The Christie’s auction is also offering Cinq Sens, 1958, a quintessential work by M.F. Husain, which was formerly in the collection of the world renowned Italian filmmaker Roberto Rossellini and his Indian wife Sonali Dasgupta. The painting, estimated to sell for £400,000 - 500,000, was a gift from Husain to his friend, Rossellini, who left India with newfound love, awareness and creative consciousness. “Christie’s is delighted to be offering the seminal painting, Mahishasura, by Tyeb Mehta; one of the artist’s best and most iconic works to come to auction,” Yamini Mehta, director of South Asian modern and contemporary art at Christie’s, said.

“Heavily inspired by ancient mythology and Hindu literature, Mahishasura recounts the legend whereby the Brahmin demon-king Rambha produces an invincible son through his union with a she-buffalo,” Christie’s said.

The auction house also compared the Tyeb Mehta painting with Picasso’s Guernica. “Mehta fuses ancient imagery with simplicity of form, colour and line, resulting in powerfully modern works full of fresh vitality.
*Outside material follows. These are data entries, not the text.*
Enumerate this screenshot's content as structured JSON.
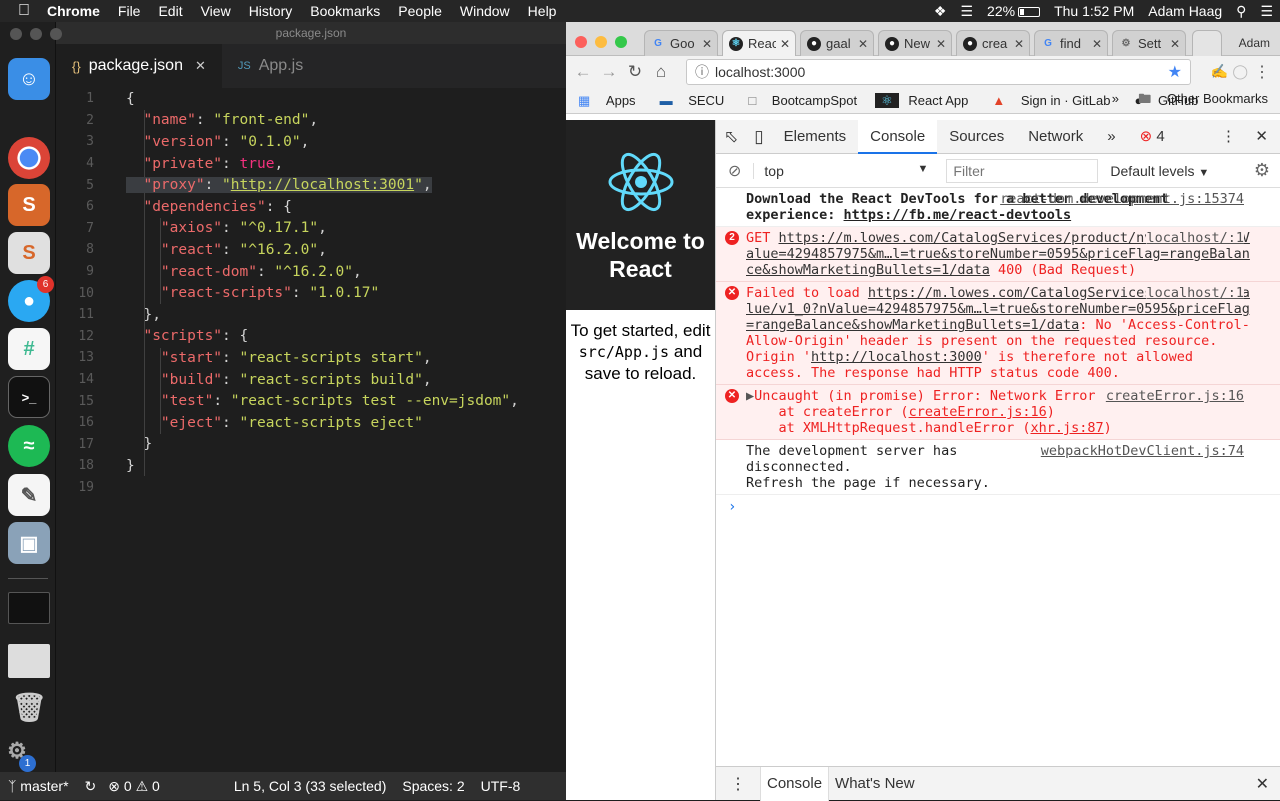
{
  "menubar": {
    "app": "Chrome",
    "items": [
      "File",
      "Edit",
      "View",
      "History",
      "Bookmarks",
      "People",
      "Window",
      "Help"
    ],
    "battery": "22%",
    "clock": "Thu 1:52 PM",
    "user": "Adam Haag"
  },
  "dock": {
    "messages_badge": "6",
    "settings_badge": "1"
  },
  "editor": {
    "window_title": "package.json",
    "tabs": [
      {
        "icon": "{}",
        "label": "package.json"
      },
      {
        "icon": "JS",
        "label": "App.js"
      }
    ],
    "lines": [
      "1",
      "2",
      "3",
      "4",
      "5",
      "6",
      "7",
      "8",
      "9",
      "10",
      "11",
      "12",
      "13",
      "14",
      "15",
      "16",
      "17",
      "18",
      "19"
    ],
    "code": {
      "open": "{",
      "name_key": "\"name\"",
      "name_val": "\"front-end\"",
      "version_key": "\"version\"",
      "version_val": "\"0.1.0\"",
      "private_key": "\"private\"",
      "private_val": "true",
      "proxy_key": "\"proxy\"",
      "proxy_val": "http://localhost:3001",
      "deps_key": "\"dependencies\"",
      "axios_key": "\"axios\"",
      "axios_val": "\"^0.17.1\"",
      "react_key": "\"react\"",
      "react_val": "\"^16.2.0\"",
      "reactdom_key": "\"react-dom\"",
      "reactdom_val": "\"^16.2.0\"",
      "rs_key": "\"react-scripts\"",
      "rs_val": "\"1.0.17\"",
      "scripts_key": "\"scripts\"",
      "start_key": "\"start\"",
      "start_val": "\"react-scripts start\"",
      "build_key": "\"build\"",
      "build_val": "\"react-scripts build\"",
      "test_key": "\"test\"",
      "test_val": "\"react-scripts test --env=jsdom\"",
      "eject_key": "\"eject\"",
      "eject_val": "\"react-scripts eject\""
    }
  },
  "statusbar": {
    "branch": "master*",
    "errors": "0",
    "warnings": "0",
    "position": "Ln 5, Col 3 (33 selected)",
    "spaces": "Spaces: 2",
    "encoding": "UTF-8"
  },
  "chrome": {
    "tabs": [
      "Goo",
      "Reac",
      "gaal",
      "New",
      "crea",
      "find",
      "Sett"
    ],
    "profile": "Adam",
    "url": "localhost:3000",
    "bookmarks": [
      "Apps",
      "SECU",
      "BootcampSpot",
      "React App",
      "Sign in · GitLab",
      "GitHub"
    ],
    "other_bookmarks": "Other Bookmarks"
  },
  "react_page": {
    "title": "Welcome to React",
    "intro_1": "To get started, edit",
    "intro_code": "src/App.js",
    "intro_2": "and save to reload."
  },
  "devtools": {
    "tabs": [
      "Elements",
      "Console",
      "Sources",
      "Network"
    ],
    "error_count": "4",
    "context": "top",
    "filter_placeholder": "Filter",
    "levels": "Default levels",
    "messages": {
      "m1_text": "Download the React DevTools for a better development experience: ",
      "m1_link": "https://fb.me/react-devtools",
      "m1_src": "react-dom.development.js:15374",
      "m2_count": "2",
      "m2_prefix": "GET ",
      "m2_url": "https://m.lowes.com/CatalogServices/product/nvalue/v1_0?nValue=4294857975&m…l=true&storeNumber=0595&priceFlag=rangeBalance&showMarketingBullets=1/data",
      "m2_status": " 400 (Bad Request)",
      "m2_src": "localhost/:1",
      "m3_prefix": "Failed to load ",
      "m3_url": "https://m.lowes.com/CatalogServices/product/nvalue/v1_0?nValue=4294857975&m…l=true&storeNumber=0595&priceFlag=rangeBalance&showMarketingBullets=1/data",
      "m3_text": ": No 'Access-Control-Allow-Origin' header is present on the requested resource. Origin '",
      "m3_origin": "http://localhost:3000",
      "m3_tail": "' is therefore not allowed access. The response had HTTP status code 400.",
      "m3_src": "localhost/:1",
      "m4_title": "Uncaught (in promise) Error: Network Error",
      "m4_l1": "at createError (",
      "m4_l1_link": "createError.js:16",
      "m4_l2": "at XMLHttpRequest.handleError (",
      "m4_l2_link": "xhr.js:87",
      "m4_src": "createError.js:16",
      "m5_text": "The development server has disconnected.",
      "m5_text2": "Refresh the page if necessary.",
      "m5_src": "webpackHotDevClient.js:74"
    },
    "drawer_tabs": [
      "Console",
      "What's New"
    ]
  },
  "colors": {
    "editor_bg": "#1e1e1e",
    "error_red": "#e22",
    "react_blue": "#61dafb",
    "accent": "#1a73e8"
  }
}
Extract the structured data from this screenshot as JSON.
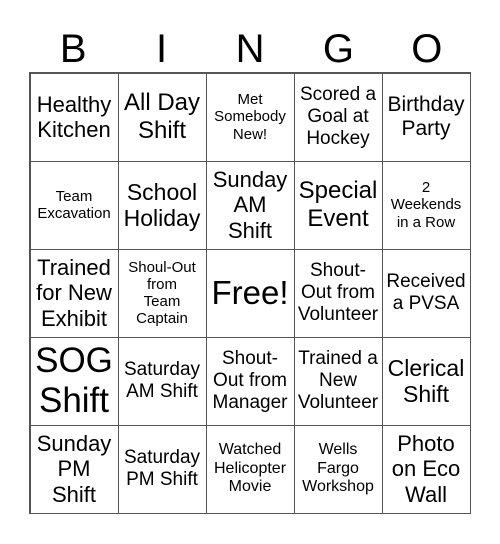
{
  "header": [
    "B",
    "I",
    "N",
    "G",
    "O"
  ],
  "cells": [
    "Healthy\nKitchen",
    "All Day\nShift",
    "Met\nSomebody\nNew!",
    "Scored a\nGoal at\nHockey",
    "Birthday\nParty",
    "Team\nExcavation",
    "School\nHoliday",
    "Sunday\nAM\nShift",
    "Special\nEvent",
    "2\nWeekends\nin a Row",
    "Trained\nfor New\nExhibit",
    "Shoul-Out\nfrom\nTeam\nCaptain",
    "Free!",
    "Shout-\nOut from\nVolunteer",
    "Received\na PVSA",
    "SOG\nShift",
    "Saturday\nAM Shift",
    "Shout-\nOut from\nManager",
    "Trained a\nNew\nVolunteer",
    "Clerical\nShift",
    "Sunday\nPM\nShift",
    "Saturday\nPM Shift",
    "Watched\nHelicopter\nMovie",
    "Wells\nFargo\nWorkshop",
    "Photo\non Eco\nWall"
  ]
}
Stylistic devices evident in the present work — such as the simultaneity of perspective and figures, the juxtaposition of linear and volumed representation, and varying frontal and profiled angles of vision — conjure images of Pablo Picasso’s pivotal work, Guernica. Just as Mehta was inspired by the bull, Picasso also regularly depicted multiple forms of the bull and most often the mythological creature, the Minotaur,” the auction house explained.